Öğretmenim Selahattin Aydemir, Resim öğretmeni arkadaşım Özdemir Baran, Veysel’in  maskını almak istemişler, bana da uğradılar. Gerekli malzemeleri aldık, yola çıktık. Şarkışla ile Sivrialan köyü arasındaki uzaklık 30 km.’den fazla. Yol çok arızalı. Ancak Kaymakamlığını verdiği jiple gidebildik. Biz köye girerken rüyada gibiydik. Okulun bayrağı yarıya kadar indirilmişti. Köylüler damlarda, duvar diplerinde sessiz ve donuk gözlerle bize bakıyorlardı. Okul kapalı olduğu için öğrenciler sokaklarda siyah önlükleri ile Veysel’in yasına katılmışlardı.

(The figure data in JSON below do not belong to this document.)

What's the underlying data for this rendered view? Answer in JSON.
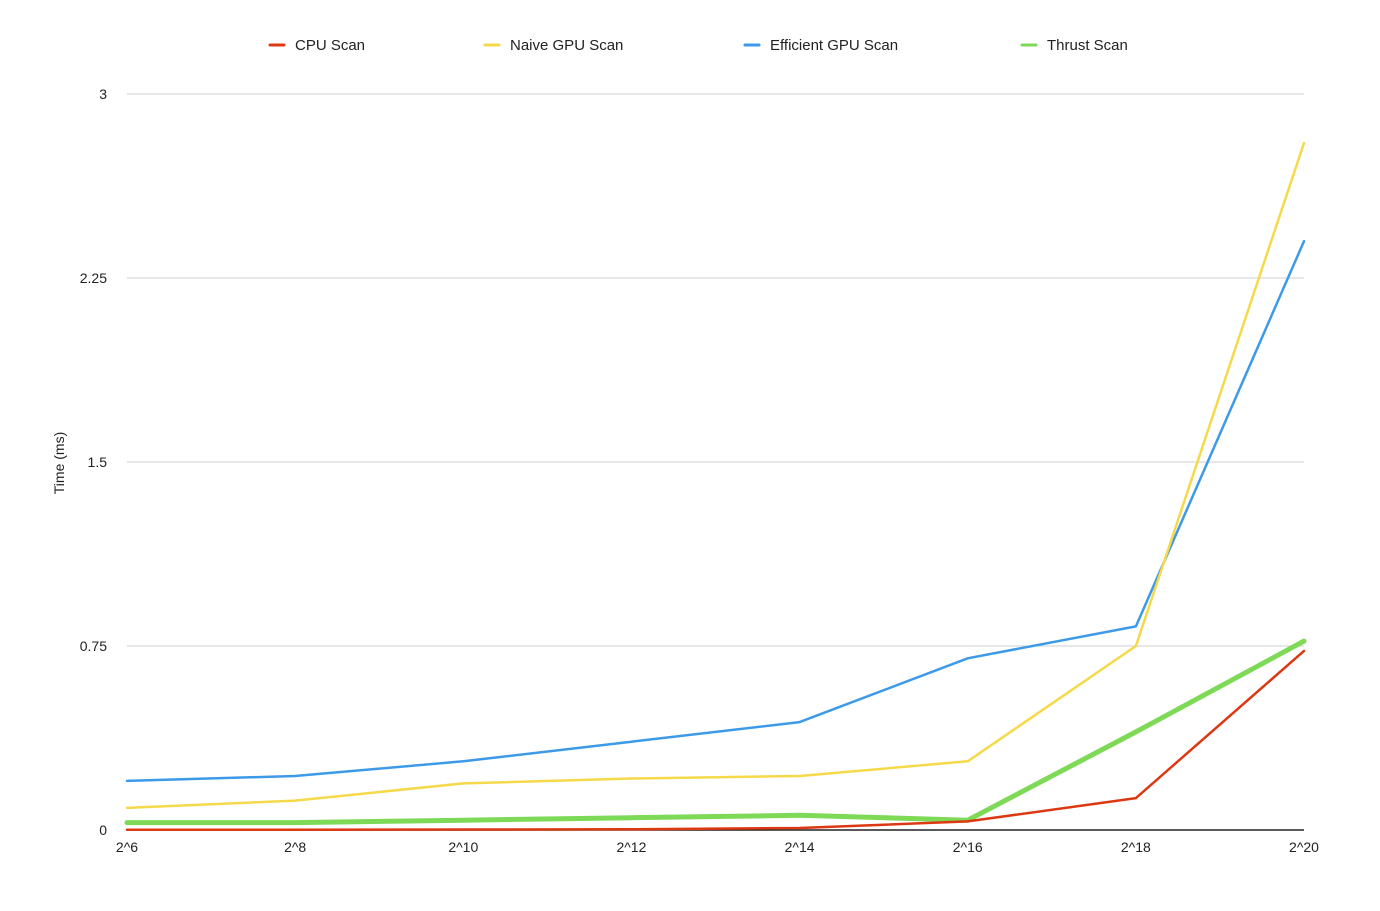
{
  "chart_data": {
    "type": "line",
    "title": "",
    "xlabel": "",
    "ylabel": "Time (ms)",
    "categories": [
      "2^6",
      "2^8",
      "2^10",
      "2^12",
      "2^14",
      "2^16",
      "2^18",
      "2^20"
    ],
    "ylim": [
      0,
      3
    ],
    "yticks": [
      "0",
      "0.75",
      "1.5",
      "2.25",
      "3"
    ],
    "ytick_values": [
      0,
      0.75,
      1.5,
      2.25,
      3
    ],
    "grid": true,
    "legend_position": "top",
    "series": [
      {
        "name": "CPU Scan",
        "color": "#dc3912",
        "values": [
          0.001,
          0.001,
          0.002,
          0.003,
          0.008,
          0.035,
          0.13,
          0.73
        ]
      },
      {
        "name": "Naive GPU Scan",
        "color": "#f6d94a",
        "values": [
          0.09,
          0.12,
          0.19,
          0.21,
          0.22,
          0.28,
          0.75,
          2.8
        ]
      },
      {
        "name": "Efficient GPU Scan",
        "color": "#3d9ae8",
        "values": [
          0.2,
          0.22,
          0.28,
          0.36,
          0.44,
          0.7,
          0.83,
          2.4
        ]
      },
      {
        "name": "Thrust Scan",
        "color": "#7ed957",
        "values": [
          0.03,
          0.03,
          0.04,
          0.05,
          0.06,
          0.04,
          0.4,
          0.77
        ]
      }
    ]
  }
}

“Veysel’in evi” dediler. Arabadan indik, içeri girmek için oldukça zorluk çektik. Çok kalabalık vardı. Civar köylerden de gelenler olduğunu söylediler. Evin iki odası var.  Bizi kapıdan girişte sol kol üzerine düşen odaya aldılar. Oda kapısının hemen karşısında bir sedir ve sedirin sağ köşesinde Veysel’in yatağı vardı. Veysel’in üzerini yatak çarşafı ile örtmüşlerdi. Yorganı katlayıp duvara dayamışlardı. Kapıdan girişte sol kol üzerinde bir sedir daha vardı. Pencere önünde ve sedirin üzerinde ziyaretçiler oturuyordu. Veysel’in yatağının baş tarafında ve köşede iki saz asılıydı. Birisi meydan sazı, diğeri cura idi. Bu köşede  ayrıca sağlığında çektirmiş olduğu fotoğraflar vardı. Diğer köşede ise Atatürk’ün büyük boy portresi asılı idi.

Biz odada iken içeriye bir kaç tane yaşlı kadın girdi. Veysel’in yüzündeki örtüyü açtı. Hep birlikte “Uyuyor!…” dediler. Biz de ölünün soğuk yüzünü ilk defa o zaman gördük. Başında her zamanki takkesi vardı.”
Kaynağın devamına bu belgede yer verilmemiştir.